Day By Day

Friday, July 13, 2007

The Corruption of the CIA

One of the little-reported stories of the Bush administration has been its determined attempts to reform the nation's intelligence services, especially the CIA. Unfortunately the corrupt, complacent and incompetent agency does know how to do one thing extremely well -- defend its turf. The agency, led by a group of self-styled VIPs ["veteran intelligence professionals"] has hit back hard against the reformers, manufacturing and leaking information calculated to embarrass and undermine the current administration.

Critics of the Bush administration, many of whom have been highly critical of the CIA in the past, have seized eagerly on this material and used it to support their contention that Bush and his top advisers are "incompetent." That is to be expected in a partisan political culture. But an unbiased observer would do well to discount information originating within the intelligence community -- it is seldom fully accurate, and always calculated to produce a political effect.

Now comes confirmation of the abject incompetence and deep corruption of the CIA in the form of Tim Weiner's Legacy of Ashes. Weiner is a Pulitzer Prize winning writer for the New York Times, and no friend of the current administration. He is, however, an expert on intelligence activities and has produced a damning indictment.

The C.I.A.’s loudest champions have traditionally insisted that its successes were classified and its failures heralded, and that anyone with full access to the secret record would venerate its role in United States national security since its founding under President Harry S. Truman. With Iraq as the end point, Mr. Weiner’s thesis is instead that from the 1940s on, intelligence gaffes, sloppy covert action and bootlicking in the Oval Office have kept the agency from making the kind of grandiose contributions often claimed for it and, at crucial times, have done this country damage.

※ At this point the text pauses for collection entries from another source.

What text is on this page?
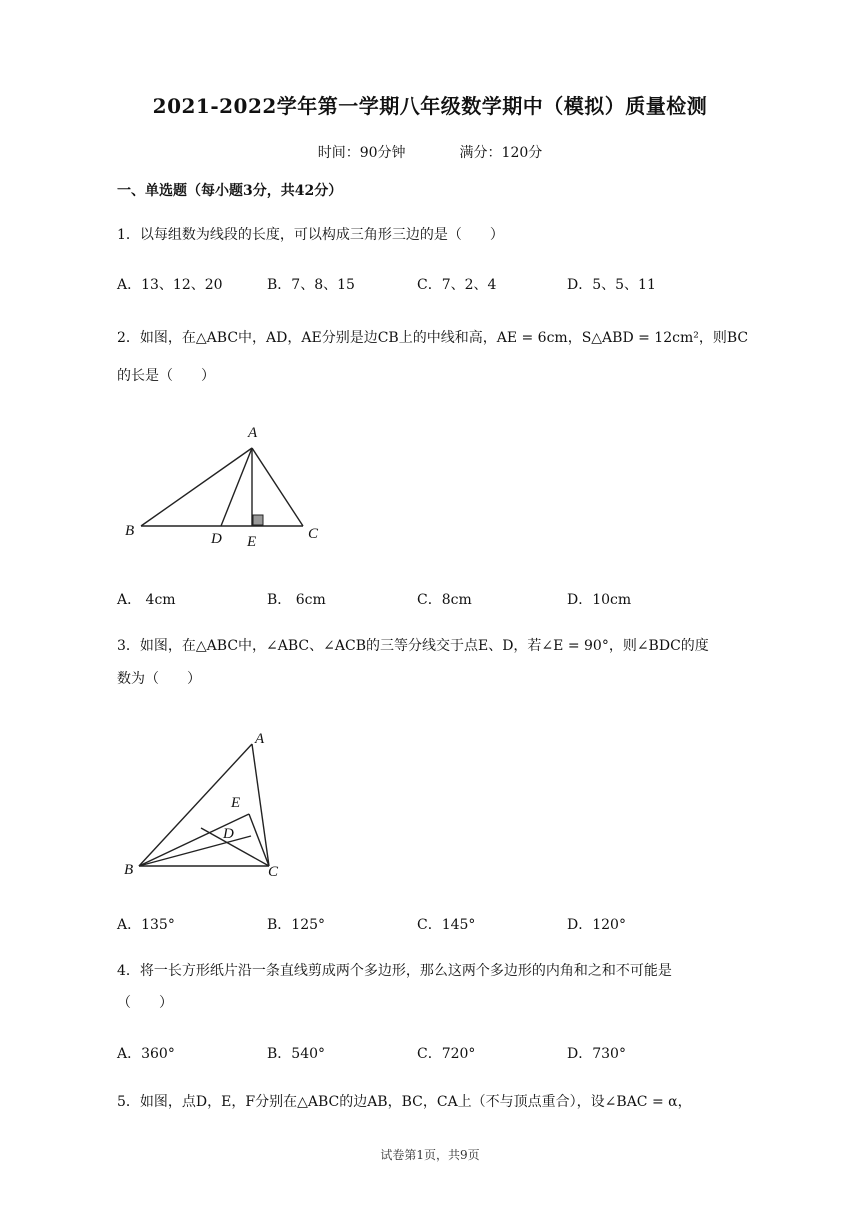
2021-2022学年第一学期八年级数学期中（模拟）质量检测
时间：90分钟	满分：120分
一、单选题（每小题3分，共42分）
1．以每组数为线段的长度，可以构成三角形三边的是（　　）
A．13、12、20	B．7、8、15	C．7、2、4	D．5、5、11
2．如图，在△ABC中，AD，AE分别是边CB上的中线和高，AE = 6cm，S△ABD = 12cm²，则BC
的长是（　　）
A
B	C
D E
A． 4cm	B． 6cm	C．8cm	D．10cm
3．如图，在△ABC中，∠ABC、∠ACB的三等分线交于点E、D，若∠E = 90°，则∠BDC的度
数为（　　）
A
B	C
D
E
A．135°	B．125°	C．145°	D．120°
4．将一长方形纸片沿一条直线剪成两个多边形，那么这两个多边形的内角和之和不可能是
（　　）
A．360°	B．540°	C．720°	D．730°
5．如图，点D，E，F分别在△ABC的边AB，BC，CA上（不与顶点重合），设∠BAC = α，
试卷第1页，共9页
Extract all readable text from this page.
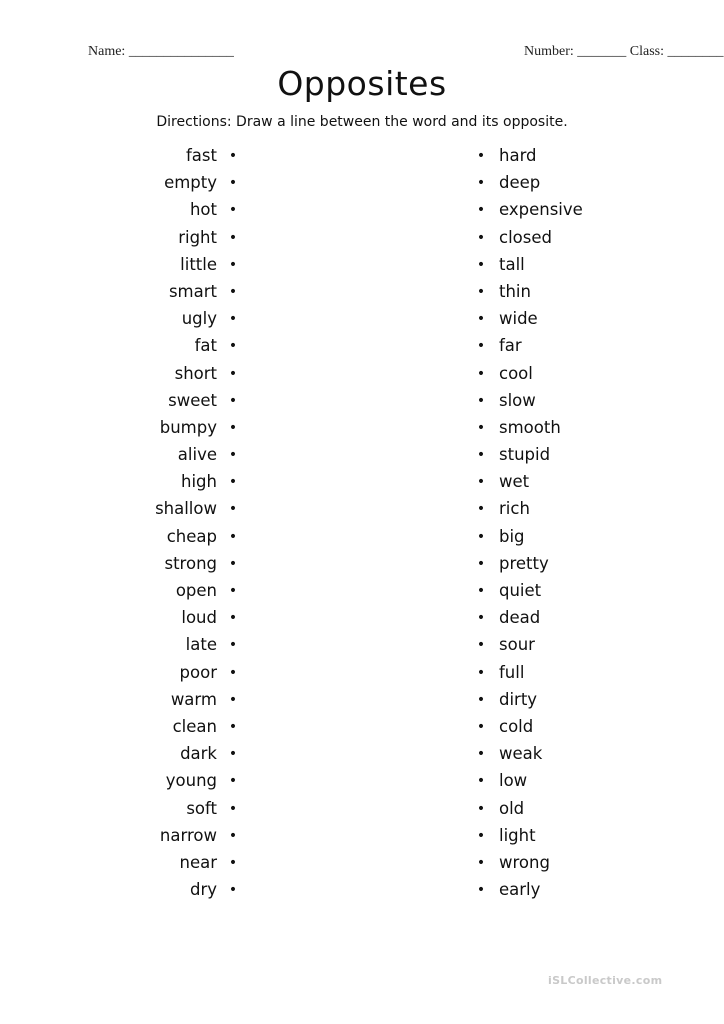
Name: _______________	Number: _______ Class: ________
Opposites
Directions: Draw a line between the word and its opposite.
fast •
empty •
hot •
right •
little •
smart •
ugly •
fat •
short •
sweet •
bumpy •
alive •
high •
shallow •
cheap •
strong •
open •
loud •
late •
poor •
warm •
clean •
dark •
young •
soft •
narrow •
near •
dry •
• hard
• deep
• expensive
• closed
• tall
• thin
• wide
• far
• cool
• slow
• smooth
• stupid
• wet
• rich
• big
• pretty
• quiet
• dead
• sour
• full
• dirty
• cold
• weak
• low
• old
• light
• wrong
• early
iSLCollective.com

Anyone tempted to write this book off as an anti-C.I.A. screed had better look at Mr. Weiner’s sources. The author has impressively studied the archival record, teased out newly declassified primary documents and done numerous interviews to glean as much as can be publicly known about the agency’s history. Some of the most damning criticism of the C.I.A.’s past performance in this book comes not from gadflies or ideologues but from ex-officials and long-secret authorized accounts by C.I.A. historians.

Read the whole thing here.

Whenever I have criticized the CIA's record in conversations with liberals and government bureaucrats, I have heard time and again the statement that we just don't hear about their successes. Well now we do know. There are damn few of them. Information leaking out of the intelligence community has long been, and remains to this day, of limited value. Take its criticisms of current policy and its apocalyptic predictions with a grain..., no make that a shaker, of salt.